Optical amplification
The capacity of fiber optic networks has increased in part due to improvements in components, such as optical amplifiers and optical filters that can separate light waves into frequencies with less than 50 GHz difference, fitting more channels into a fiber. The erbium-doped optical amplifier was developed by David Payne at the University of Southampton in 1986 using atoms of the rare earth erbium that are distributed through a length of optical fiber. A pump laser excites the atoms, which emit light, thus boosting the optical signal. As the paradigm shift in network design proceeded, a broad range of amplifiers emerged because most optical communication systems used optical fiber amplifiers. Erbium-doped amplifiers were the most commonly used means of supporting dense wavelength division multiplexing systems.
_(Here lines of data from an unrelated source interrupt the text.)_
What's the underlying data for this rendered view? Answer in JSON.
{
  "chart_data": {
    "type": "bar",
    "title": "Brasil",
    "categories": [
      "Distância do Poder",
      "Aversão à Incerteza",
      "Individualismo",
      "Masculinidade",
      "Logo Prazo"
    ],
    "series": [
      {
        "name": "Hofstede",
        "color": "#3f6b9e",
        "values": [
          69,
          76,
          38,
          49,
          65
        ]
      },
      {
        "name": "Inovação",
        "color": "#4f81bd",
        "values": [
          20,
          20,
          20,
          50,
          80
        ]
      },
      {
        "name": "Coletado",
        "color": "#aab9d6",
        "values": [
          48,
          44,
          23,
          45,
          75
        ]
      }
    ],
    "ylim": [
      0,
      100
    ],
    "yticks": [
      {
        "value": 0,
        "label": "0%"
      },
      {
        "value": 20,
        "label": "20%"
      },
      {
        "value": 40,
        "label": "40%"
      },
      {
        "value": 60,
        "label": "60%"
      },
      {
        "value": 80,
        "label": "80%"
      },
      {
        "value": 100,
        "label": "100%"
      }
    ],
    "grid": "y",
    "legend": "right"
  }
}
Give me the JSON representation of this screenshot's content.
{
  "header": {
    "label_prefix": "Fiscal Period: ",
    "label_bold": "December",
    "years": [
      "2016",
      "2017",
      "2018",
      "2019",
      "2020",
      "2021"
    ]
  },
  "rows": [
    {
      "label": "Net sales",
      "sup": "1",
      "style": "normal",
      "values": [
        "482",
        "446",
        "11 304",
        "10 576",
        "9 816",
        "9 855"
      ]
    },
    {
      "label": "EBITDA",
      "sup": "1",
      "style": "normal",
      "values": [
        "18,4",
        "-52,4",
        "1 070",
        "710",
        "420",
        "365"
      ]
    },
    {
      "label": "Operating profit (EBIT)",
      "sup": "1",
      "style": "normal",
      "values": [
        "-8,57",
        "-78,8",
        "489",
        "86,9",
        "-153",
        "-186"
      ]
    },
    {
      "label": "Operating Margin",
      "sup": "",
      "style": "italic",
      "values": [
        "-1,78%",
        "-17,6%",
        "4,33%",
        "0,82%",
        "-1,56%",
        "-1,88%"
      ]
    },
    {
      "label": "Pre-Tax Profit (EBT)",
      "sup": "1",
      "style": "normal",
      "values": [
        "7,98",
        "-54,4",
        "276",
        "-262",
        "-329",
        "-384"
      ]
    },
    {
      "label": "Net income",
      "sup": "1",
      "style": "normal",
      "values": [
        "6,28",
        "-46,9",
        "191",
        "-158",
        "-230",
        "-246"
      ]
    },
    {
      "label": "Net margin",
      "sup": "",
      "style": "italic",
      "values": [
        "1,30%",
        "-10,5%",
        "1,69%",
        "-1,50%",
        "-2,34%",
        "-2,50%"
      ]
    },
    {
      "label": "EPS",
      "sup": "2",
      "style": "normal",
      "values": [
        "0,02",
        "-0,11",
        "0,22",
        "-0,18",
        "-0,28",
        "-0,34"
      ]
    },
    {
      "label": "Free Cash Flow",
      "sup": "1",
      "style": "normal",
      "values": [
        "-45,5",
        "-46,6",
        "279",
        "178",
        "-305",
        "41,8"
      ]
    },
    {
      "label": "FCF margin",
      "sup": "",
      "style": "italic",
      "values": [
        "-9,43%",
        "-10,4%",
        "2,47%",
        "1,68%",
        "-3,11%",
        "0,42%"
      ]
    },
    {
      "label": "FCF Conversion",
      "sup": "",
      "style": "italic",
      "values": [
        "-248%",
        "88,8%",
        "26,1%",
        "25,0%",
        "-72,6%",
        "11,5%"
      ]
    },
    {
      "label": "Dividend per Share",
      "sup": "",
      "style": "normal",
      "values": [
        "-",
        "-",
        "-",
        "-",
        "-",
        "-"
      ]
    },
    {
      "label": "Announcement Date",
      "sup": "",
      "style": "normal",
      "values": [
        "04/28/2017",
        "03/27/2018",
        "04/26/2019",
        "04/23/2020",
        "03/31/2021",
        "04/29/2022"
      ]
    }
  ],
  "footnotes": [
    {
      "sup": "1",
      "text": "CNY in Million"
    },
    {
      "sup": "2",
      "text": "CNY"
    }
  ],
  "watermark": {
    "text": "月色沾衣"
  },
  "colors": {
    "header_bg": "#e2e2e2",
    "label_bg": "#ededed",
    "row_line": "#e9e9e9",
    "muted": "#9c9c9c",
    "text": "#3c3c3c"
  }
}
In fact, EDFAs were so prevalent that, as WDM became the technology of choice in the optical networks, the erbium amplifier became "the optical amplifier of choice for WDM applications." Today, EDFAs and hybrid optical amplifiers are considered the most important components of wave division multiplexing systems and networks.Wavelength division multiplexing
Using optical amplifiers, the capacity of fibers to carry information was dramatically increased with the introduction of wavelength-division multiplexing in the early 1990s. AT&T's Bell Labs developed a WDM process in which a prism splits light into different wavelengths, which could travel through a fiber simultaneously. The peak wavelength of each beam is spaced far enough apart that the beams are distinguishable from each another, creating multiple channels within a single fiber. The earliest WDM systems had only two or four channels—AT&T, for example, deployed an oceanic 4-channel long-haul system in 1995. The erbium-doped amplifiers on which they depend, however, did not amplify signals uniformly across their spectral gain region. During signal regeneration, slight discrepancies in various frequencies introduced an intolerable level of noise, making WDM with greater than 4 channels impractical for high-capacity fiber communications.To address this limitation, Optelecom, Inc. and General Instruments Corp. developed components to increase fiber bandwidth with far more channels. Optelecom and its head of Light Optics, engineer David Huber and Kevin Kimberlin co-founded Ciena Corp in 1992 to design and commercialize optical telecommunications systems, the objective being an expansion in the capacity of cable systems to 50,000 channels. Ciena developed the dual-stage optical amplifier capable of transmitting data at uniform gain on multiple wavelengths, and with that, in June 1996, introduced the first commercial dense WDM system. That 16-channel system, with a total capacity of 40 Gbit/s, was deployed on the Sprint network, the world's largest carrier of internet traffic at the time. This first application of all-optical amplification in public networks was seen by analysts as a harbinger of a permanent change in network design for which Sprint and Ciena would receive much of the credit. Advanced optical communication experts cite the introduction of WDM as the real start of optical networking.